Budget 2016: A conservative fiscal policy, despite strong headwinds, has created space for some monetary easing. it will likely be the last cut in this easing cycle and investors may be keen to reduce long exposure as the end of easing cycle approaches.
By Samiran Chakraborty, MD & Chief Economist (India),Citi research
Budget 2016: Consolidation and credibility have been the key features of Budget FY17 as it tried to maintain spending on the rural and social sectors and physical infrastructure while accommodating the needs of implementing the 7th Pay Commission recommendations. The assumption of a 11.7% tax revenue growth is a conservative estimate, even after accounting for some reduction in excise duty on petro-products during FY17. However, the close to Rs 1 lakh crore revenue envisaged from telecom (mostly from spectrum auction) could be a stretch. If the government is changing its approach towards divestment, then the FY17 target, though much higher than FY16, can be achieved.
There were minimum tweaks in the tax rates—while service tax was increased only 0.5% (against expectation of 2%), the expected 1% reduction in corporate tax did not happen for larger companies. There appears to be an effort to make the tax regime more progressive (higher dividend distribution tax, higher STT on options, cess on passenger cars, higher taxes on jewellery, branded clothes, lower exemptions, etc) which to some extent will moderate the positive impact on urban consumption from the 7th Pay Commission implementation.

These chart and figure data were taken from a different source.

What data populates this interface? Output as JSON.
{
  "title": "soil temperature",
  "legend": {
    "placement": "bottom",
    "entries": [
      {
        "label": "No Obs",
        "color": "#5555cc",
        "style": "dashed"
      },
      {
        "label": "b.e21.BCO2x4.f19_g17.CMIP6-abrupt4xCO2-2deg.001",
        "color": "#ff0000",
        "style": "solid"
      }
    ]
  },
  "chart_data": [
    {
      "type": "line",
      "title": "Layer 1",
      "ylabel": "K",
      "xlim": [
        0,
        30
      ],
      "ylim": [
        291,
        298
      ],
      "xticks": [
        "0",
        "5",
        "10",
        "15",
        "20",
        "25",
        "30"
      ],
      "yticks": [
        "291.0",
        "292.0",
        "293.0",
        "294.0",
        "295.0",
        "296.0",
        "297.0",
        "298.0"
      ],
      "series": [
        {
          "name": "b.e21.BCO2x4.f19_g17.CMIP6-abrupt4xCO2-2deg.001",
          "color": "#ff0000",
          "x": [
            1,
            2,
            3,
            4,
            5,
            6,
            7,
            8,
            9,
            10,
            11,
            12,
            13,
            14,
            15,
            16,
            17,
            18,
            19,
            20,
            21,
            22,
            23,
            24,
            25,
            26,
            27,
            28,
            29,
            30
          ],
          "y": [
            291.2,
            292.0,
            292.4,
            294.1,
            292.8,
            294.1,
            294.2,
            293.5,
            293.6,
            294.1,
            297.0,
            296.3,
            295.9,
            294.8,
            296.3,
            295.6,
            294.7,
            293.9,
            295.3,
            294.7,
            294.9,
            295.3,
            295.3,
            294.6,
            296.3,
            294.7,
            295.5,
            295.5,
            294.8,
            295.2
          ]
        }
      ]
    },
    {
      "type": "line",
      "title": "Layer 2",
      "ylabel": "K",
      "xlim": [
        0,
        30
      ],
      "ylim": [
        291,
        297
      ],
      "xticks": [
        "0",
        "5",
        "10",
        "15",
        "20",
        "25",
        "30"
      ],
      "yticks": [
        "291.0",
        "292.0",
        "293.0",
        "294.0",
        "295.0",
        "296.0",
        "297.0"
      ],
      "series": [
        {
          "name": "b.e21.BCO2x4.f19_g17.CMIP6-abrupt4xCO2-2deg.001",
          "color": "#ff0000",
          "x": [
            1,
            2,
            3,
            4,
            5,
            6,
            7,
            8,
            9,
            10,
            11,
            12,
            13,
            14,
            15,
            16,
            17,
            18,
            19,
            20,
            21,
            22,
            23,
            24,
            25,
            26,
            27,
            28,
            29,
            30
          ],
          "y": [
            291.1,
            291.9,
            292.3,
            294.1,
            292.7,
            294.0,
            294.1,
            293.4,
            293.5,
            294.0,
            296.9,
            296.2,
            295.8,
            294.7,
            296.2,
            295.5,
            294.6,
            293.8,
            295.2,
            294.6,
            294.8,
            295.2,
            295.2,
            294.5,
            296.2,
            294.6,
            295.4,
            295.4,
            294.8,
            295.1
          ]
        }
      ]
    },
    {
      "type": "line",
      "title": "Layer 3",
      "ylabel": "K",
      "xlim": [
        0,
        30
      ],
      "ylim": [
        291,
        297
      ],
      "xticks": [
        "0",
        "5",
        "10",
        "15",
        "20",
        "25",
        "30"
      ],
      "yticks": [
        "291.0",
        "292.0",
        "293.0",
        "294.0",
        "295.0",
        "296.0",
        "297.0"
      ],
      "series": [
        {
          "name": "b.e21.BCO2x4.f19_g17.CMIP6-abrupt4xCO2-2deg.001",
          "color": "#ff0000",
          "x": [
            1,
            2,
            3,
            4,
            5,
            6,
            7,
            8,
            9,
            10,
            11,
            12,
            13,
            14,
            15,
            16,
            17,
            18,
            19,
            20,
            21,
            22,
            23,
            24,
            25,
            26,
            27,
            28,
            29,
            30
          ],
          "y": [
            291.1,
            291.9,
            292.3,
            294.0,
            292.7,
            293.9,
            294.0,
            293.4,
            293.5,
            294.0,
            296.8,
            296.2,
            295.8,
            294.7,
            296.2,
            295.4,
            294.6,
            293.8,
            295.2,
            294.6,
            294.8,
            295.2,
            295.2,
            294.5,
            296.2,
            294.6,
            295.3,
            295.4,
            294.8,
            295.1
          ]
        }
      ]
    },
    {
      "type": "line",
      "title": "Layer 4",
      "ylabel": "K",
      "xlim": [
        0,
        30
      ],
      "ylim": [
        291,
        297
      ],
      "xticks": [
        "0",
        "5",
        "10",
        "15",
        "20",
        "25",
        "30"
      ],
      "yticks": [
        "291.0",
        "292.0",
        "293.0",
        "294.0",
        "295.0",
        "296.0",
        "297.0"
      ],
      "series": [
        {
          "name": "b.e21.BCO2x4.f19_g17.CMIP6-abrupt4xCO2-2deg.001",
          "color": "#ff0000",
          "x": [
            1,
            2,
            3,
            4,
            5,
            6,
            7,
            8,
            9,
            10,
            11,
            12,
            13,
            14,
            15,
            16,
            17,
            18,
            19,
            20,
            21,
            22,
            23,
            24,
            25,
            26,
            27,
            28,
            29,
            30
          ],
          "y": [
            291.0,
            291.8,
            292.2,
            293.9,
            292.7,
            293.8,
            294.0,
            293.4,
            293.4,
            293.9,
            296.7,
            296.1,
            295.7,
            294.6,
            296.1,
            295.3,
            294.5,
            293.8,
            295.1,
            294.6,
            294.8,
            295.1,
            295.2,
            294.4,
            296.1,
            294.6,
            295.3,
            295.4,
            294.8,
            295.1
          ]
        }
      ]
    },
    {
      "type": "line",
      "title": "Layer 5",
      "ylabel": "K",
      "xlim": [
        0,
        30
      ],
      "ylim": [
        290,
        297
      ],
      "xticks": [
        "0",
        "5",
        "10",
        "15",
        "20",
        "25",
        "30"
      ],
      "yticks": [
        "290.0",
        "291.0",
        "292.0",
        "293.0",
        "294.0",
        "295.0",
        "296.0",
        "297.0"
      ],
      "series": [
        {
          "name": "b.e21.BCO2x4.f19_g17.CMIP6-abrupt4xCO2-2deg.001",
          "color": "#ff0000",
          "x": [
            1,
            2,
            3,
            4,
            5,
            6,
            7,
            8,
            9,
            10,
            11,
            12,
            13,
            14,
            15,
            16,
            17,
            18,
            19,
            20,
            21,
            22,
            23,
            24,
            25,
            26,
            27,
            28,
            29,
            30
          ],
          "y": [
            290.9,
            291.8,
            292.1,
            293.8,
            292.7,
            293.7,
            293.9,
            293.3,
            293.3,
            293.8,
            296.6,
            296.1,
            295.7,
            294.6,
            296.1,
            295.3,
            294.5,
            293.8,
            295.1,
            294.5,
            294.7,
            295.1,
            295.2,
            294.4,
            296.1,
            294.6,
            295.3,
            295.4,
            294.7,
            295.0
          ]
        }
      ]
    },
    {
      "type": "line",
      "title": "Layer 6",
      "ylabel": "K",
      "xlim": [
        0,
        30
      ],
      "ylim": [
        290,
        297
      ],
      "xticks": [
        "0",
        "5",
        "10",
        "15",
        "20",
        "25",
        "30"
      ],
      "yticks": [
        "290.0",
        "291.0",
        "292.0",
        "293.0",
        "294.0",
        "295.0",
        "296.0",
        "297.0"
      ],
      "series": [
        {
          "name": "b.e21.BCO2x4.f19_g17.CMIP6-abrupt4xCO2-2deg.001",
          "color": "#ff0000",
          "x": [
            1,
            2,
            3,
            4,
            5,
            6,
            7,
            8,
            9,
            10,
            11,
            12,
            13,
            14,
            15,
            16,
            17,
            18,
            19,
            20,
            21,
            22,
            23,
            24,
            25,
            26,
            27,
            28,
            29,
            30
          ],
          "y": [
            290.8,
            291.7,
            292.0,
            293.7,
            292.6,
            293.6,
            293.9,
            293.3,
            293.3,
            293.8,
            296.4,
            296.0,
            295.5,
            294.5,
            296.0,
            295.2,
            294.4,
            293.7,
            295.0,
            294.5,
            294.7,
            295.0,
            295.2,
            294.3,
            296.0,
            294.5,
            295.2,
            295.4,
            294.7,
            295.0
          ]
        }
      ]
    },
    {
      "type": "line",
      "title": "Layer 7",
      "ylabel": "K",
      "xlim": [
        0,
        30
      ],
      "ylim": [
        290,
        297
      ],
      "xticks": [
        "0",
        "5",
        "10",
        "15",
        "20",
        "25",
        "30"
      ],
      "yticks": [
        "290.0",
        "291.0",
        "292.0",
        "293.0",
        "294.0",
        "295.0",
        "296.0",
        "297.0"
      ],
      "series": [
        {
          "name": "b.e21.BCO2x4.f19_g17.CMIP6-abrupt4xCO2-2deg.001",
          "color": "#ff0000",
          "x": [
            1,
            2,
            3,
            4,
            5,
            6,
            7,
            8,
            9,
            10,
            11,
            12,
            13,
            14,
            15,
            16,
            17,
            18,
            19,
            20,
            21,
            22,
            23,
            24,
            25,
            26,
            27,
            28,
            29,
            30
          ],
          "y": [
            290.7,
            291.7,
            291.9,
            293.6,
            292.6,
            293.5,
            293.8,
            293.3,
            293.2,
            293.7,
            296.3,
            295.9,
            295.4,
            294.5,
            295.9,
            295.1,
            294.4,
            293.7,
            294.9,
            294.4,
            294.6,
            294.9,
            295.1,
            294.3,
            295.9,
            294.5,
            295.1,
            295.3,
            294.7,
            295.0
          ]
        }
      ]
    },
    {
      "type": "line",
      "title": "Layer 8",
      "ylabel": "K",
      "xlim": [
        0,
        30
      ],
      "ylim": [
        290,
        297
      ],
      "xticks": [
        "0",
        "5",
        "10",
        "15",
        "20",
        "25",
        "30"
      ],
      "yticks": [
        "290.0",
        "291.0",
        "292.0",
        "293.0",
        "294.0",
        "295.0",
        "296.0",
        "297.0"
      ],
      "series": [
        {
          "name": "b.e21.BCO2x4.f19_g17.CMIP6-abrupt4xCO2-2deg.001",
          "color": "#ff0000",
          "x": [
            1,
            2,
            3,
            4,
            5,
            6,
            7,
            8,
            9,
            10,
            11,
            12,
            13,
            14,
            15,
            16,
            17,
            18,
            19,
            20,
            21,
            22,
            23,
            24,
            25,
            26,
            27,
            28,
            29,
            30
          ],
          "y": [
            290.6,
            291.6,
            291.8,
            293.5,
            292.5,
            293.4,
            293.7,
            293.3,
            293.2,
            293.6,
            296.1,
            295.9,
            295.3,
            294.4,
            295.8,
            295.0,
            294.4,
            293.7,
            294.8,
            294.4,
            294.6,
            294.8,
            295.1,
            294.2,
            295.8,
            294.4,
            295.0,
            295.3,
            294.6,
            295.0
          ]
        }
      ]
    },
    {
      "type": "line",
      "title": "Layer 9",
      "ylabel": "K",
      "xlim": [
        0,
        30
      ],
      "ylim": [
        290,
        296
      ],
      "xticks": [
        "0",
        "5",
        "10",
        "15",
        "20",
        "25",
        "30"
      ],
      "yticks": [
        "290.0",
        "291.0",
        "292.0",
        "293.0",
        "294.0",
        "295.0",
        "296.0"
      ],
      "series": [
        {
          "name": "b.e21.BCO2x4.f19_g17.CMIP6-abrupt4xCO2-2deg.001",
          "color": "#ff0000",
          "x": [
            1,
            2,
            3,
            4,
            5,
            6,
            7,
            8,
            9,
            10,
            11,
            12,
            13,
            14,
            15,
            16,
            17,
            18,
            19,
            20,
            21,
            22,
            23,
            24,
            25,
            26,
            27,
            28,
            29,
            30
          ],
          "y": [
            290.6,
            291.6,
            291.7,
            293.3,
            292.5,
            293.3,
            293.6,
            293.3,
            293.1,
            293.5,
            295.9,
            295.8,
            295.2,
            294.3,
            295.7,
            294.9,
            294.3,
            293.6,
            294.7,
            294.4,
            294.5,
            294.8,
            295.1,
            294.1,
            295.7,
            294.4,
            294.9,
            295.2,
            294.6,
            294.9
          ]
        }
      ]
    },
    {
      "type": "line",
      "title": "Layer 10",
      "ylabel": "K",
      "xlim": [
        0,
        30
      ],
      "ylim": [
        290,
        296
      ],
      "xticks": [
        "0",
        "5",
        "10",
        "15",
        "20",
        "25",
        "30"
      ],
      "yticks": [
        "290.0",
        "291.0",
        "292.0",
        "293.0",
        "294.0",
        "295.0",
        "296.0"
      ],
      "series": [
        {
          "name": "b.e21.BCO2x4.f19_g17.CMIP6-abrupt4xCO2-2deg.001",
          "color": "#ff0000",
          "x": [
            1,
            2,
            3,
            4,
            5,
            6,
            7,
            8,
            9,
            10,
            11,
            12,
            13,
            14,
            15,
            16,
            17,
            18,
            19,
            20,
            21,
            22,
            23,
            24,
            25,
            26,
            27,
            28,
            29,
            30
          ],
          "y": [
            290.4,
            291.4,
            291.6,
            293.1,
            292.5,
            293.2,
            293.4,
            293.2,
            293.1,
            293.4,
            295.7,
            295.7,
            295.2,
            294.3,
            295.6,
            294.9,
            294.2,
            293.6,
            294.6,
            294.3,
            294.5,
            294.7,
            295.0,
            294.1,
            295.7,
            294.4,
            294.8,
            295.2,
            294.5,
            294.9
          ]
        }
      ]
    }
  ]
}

The reallocation of these resources will be towards agriculture and rural development—put together, the allocation has witnessed a 31% growth in FY17, with higher spends for MGNREGA, irrigation and crop insurance. Another focus area, infrastructure, has seen 18% spending growth while social sector has seen a 13% growth. However, in a sense, the quality of spending has been impacted. Revenue expenditure growth has been pushed up to 11.8% by the pay panel and rural spending while capital expenditure growth is budgeted at only 3.9%—a sharp drop from 20.9% y-o-y in FY16 and even a 0.2 percentage points drop in terms of GDP. In such a scenario, public capex may not be able to shoulder investment recovery in FY17. The Rs 25,000 crore set aside for bank recapitalisation has been lower than the market expectation, but the finance minister has kept the door open for more, if necessary.
In an effort to modernise the central bank, the Finance Bill outlines the setting up of the much-awaited Monetary Policy Committee. In addition, the budget also hints at several other reforms in the areas of revitalising the PPP framework, new bankruptcy code, using Aadhaar for streamlining subsidy disbursement, expanding the social safety net, changing the APMC Act at the state level, simplifying tax administration, more liberalised FDI norms, etc.
The lower-than-expected borrowing number has eased the pressure of supply in the fixed income market. Also, a conservative fiscal policy, despite strong headwinds, has created space for some monetary easing.
However, it will likely be the last cut in this easing cycle and investors may be keen to reduce long exposure as the end of easing cycle approaches. The balance of risks does not favour chasing the rally in fixed income.
In an uncertain global environment, the budget has tried to preserve macro-stability, adjust the balance of the economy by nudging up rural consumption and continued with the government’s efforts to impart simplicity in the tax administration process.